I was diagnosed with Kallmann syndrome at the age of 23, I have now passed fifty. Over that time I had have the pleasure of meeting and talking to many fellow patients from different countries around the world.

Kallmann syndrome is a difficult condition to explain to other people. It is not even one condition, as the name suggests it contains a range of different symptoms, each which their own severity. I do not think any two cases are alike, with people having different additional symptoms such as deafness, scoliosis, cleft lip, fused fingers, missing kidney or they may show none of these additional symptoms. I myself am partially deaf.

The key detail is the lack of puberty and lack of reproductive ability. Even this varies from person to person, with some people having virtually no puberty at all, while some have partial / incomplete puberty.

Anosmia is an additional symptom found in Kallmann syndrome patients only but not in patients with the associated condition hypogonadotropic hypogonadism. My anosmia does not bother me too much but it does get noticed from time to time.

These are only a few of my personal views that have occurred to me.

Kallmann syndrome is an invisible condition. I do not look ill, I do not look like I need to take medication. In fact I do not even have to take my medication but being on medication does greatly improve my quality of life.

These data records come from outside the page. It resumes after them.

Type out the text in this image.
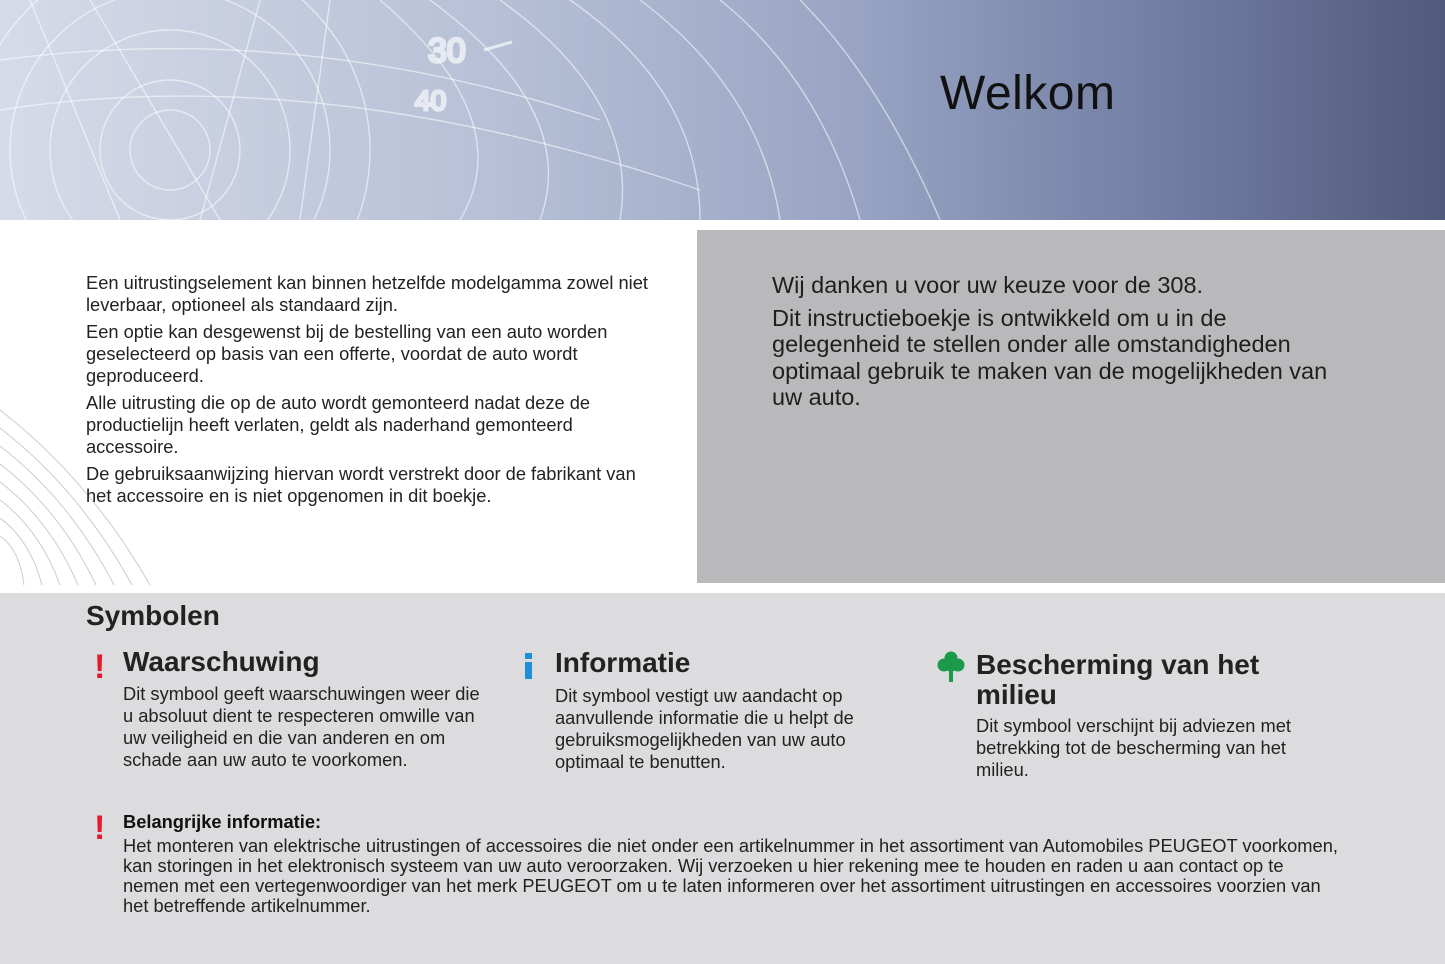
30
40	Welkom

Een uitrustingselement kan binnen hetzelfde modelgamma zowel niet leverbaar, optioneel als standaard zijn.

Een optie kan desgewenst bij de bestelling van een auto worden geselecteerd op basis van een offerte, voordat de auto wordt geproduceerd.

Alle uitrusting die op de auto wordt gemonteerd nadat deze de productielijn heeft verlaten, geldt als naderhand gemonteerd accessoire.

De gebruiksaanwijzing hiervan wordt verstrekt door de fabrikant van het accessoire en is niet opgenomen in dit boekje.

Wij danken u voor uw keuze voor de 308.

Dit instructieboekje is ontwikkeld om u in de gelegenheid te stellen onder alle omstandigheden optimaal gebruik te maken van de mogelijkheden van uw auto.

Symbolen
! Waarschuwing
Dit symbool geeft waarschuwingen weer die u absoluut dient te respecteren omwille van uw veiligheid en die van anderen en om schade aan uw auto te voorkomen.
Informatie
Dit symbool vestigt uw aandacht op aanvullende informatie die u helpt de gebruiksmogelijkheden van uw auto optimaal te benutten.
Bescherming van het milieu
Dit symbool verschijnt bij adviezen met betrekking tot de bescherming van het milieu.
! Belangrijke informatie:
Het monteren van elektrische uitrustingen of accessoires die niet onder een artikelnummer in het assortiment van Automobiles PEUGEOT voorkomen, kan storingen in het elektronisch systeem van uw auto veroorzaken. Wij verzoeken u hier rekening mee te houden en raden u aan contact op te nemen met een vertegenwoordiger van het merk PEUGEOT om u te laten informeren over het assortiment uitrustingen en accessoires voorzien van het betreffende artikelnummer.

Kallmann syndrome is most certainly not the same as being a late bloomer or late developer. I never went through a normal puberty even when on treatment. I am infertile unless I take specialised gonadotropin medication and even that can take at least 2 years to work. Since I was late diagnosed and started treatment late I have an undersized / below average size penis and under sized testicles which have not grown since childhood.

I used to take testosterone as either an injection or gel. Currently I take a medication called hCG – human chorionic gonadotropin that allows me produce a low level of natural testosterone.

I was almost totally asexual throughout my teenage years and early 20’s. I tried to ignore that side of my life as best I could. I think having the condition has partly affected my ability to have both physical and emotional relationships but I made mistakes along the way that did not help either. I see myself as being bisexual now.

I think that is enough text for now. I do enjoy the chance to talk about and write about my condition to help raise awareness for others with the same condition. I think it helps me a lot. If you have got this far, thank you for reading.